The St. Paul eatery has garnered some well-deserved national attention in the magazine's January issue. In an article titled "The New American Tavern," writer Andrew Knowlton has the following to say about the Strip Club Meat and Fish:
Despite a menu of dishes with gimmicky names like "XXX-cargot" butter and "Ooo la la" foie gras, the place delivers on a serious promise: to use sustainable ingredients in offerings like Swede Hollow meatballs and walleyed pike fritters. Beers from nearby Rush River Brewing Co. add to the local experience.
Not too extensive (and it seems unfair to knock the gimmick in such a brief mention), but it must be nice to get some recognition. And while the Strip Club seems more like a restaurant with good drinks than a bar with good food to us, the "gastro-tavern" label is apt enough for a place that's as careful with cocktails as the Strip Club is. Bon Appetit picked up on the local beer selections, but other libations are even more interesting: They have on offer not only homemade limoncello and sometimes other liquers, but also house-made tonic (which is delicious; who knew what a difference a good tonic could make?). And of course, the food does more than just come from sustainable ingredients; creative and tasty preparations abound.
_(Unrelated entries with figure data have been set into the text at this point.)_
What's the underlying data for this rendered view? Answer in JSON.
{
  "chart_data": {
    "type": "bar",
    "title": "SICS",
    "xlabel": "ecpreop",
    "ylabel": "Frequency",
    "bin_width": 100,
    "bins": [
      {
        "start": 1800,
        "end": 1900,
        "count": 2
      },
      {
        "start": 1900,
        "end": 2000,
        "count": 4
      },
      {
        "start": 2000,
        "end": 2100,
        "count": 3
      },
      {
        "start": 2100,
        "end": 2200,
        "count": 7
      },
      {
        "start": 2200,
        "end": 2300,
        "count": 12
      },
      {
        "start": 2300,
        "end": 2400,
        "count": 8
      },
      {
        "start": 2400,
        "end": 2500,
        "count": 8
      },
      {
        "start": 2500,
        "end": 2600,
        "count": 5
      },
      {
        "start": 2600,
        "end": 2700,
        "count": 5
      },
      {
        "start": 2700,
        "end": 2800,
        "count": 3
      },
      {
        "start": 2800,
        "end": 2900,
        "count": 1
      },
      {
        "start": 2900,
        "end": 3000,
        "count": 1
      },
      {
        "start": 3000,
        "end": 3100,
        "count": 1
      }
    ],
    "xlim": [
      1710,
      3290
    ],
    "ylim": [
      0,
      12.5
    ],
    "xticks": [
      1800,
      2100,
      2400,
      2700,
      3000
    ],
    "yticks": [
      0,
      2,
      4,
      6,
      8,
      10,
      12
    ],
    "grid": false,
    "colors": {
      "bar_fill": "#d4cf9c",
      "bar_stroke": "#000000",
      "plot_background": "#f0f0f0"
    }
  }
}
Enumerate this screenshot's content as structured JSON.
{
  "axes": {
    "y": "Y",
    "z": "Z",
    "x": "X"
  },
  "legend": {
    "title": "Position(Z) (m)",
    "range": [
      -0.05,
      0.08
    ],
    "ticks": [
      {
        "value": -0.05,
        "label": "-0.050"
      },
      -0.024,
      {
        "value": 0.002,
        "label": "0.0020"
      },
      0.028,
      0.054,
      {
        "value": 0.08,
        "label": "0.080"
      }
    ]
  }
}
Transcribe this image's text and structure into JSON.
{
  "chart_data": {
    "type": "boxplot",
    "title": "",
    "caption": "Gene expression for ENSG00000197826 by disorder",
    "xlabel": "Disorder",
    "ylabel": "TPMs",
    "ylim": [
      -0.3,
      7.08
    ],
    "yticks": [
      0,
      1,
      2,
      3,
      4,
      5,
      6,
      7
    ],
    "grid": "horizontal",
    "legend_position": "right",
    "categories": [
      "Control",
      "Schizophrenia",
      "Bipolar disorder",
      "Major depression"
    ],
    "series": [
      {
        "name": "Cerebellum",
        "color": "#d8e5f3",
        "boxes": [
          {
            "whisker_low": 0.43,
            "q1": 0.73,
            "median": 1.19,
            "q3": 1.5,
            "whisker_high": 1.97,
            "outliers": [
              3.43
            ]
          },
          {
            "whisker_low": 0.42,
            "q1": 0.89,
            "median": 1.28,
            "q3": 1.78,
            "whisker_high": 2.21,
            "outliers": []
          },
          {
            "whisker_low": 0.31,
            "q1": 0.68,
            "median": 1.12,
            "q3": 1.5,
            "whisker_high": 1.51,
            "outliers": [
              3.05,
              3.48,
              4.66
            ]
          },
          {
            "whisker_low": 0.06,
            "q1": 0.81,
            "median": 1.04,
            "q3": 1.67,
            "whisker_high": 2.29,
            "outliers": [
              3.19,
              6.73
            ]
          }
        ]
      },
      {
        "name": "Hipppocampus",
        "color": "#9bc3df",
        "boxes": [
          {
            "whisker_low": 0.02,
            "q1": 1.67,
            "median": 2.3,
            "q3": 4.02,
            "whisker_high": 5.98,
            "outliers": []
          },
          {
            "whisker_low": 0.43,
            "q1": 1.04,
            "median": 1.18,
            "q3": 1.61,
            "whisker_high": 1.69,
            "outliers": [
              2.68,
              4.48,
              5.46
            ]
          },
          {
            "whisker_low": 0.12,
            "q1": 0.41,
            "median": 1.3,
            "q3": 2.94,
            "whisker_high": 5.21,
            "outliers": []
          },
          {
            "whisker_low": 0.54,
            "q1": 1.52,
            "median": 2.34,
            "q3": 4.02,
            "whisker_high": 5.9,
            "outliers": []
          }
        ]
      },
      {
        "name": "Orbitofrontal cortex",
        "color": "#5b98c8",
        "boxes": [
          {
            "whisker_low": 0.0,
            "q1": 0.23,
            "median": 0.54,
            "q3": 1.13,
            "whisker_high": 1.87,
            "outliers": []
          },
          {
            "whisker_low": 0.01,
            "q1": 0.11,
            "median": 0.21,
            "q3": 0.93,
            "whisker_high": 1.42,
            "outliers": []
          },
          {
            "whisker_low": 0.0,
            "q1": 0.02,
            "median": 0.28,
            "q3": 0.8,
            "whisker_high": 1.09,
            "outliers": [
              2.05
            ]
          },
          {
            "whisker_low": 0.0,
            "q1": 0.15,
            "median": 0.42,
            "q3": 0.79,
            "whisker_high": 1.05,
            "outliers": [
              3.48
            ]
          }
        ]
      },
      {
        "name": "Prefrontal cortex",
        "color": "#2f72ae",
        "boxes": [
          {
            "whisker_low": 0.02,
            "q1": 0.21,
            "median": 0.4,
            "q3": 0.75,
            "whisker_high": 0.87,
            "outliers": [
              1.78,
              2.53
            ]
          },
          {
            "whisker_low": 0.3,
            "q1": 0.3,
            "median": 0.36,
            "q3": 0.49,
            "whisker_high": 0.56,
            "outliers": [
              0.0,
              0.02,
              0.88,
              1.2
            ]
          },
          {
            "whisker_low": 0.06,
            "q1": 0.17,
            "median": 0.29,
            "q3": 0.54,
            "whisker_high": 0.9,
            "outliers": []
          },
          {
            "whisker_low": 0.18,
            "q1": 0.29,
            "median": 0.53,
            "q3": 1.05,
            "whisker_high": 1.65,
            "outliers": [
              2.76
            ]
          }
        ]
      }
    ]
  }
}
The East Side gem is coming up on its one-year anniversary next month, and is still going strong despite its out-of-the-way (at least for Minneapolitans) location. The restaurant's perch in Dayton's Bluff does offer stellar views of downtown St. Paul that should please any visitor, and the building's history as a speakeasy makes an interesting conversational tidbit (take a close look at the fireplace upstairs; it's actually on a door that opens to a back room, now used for storage).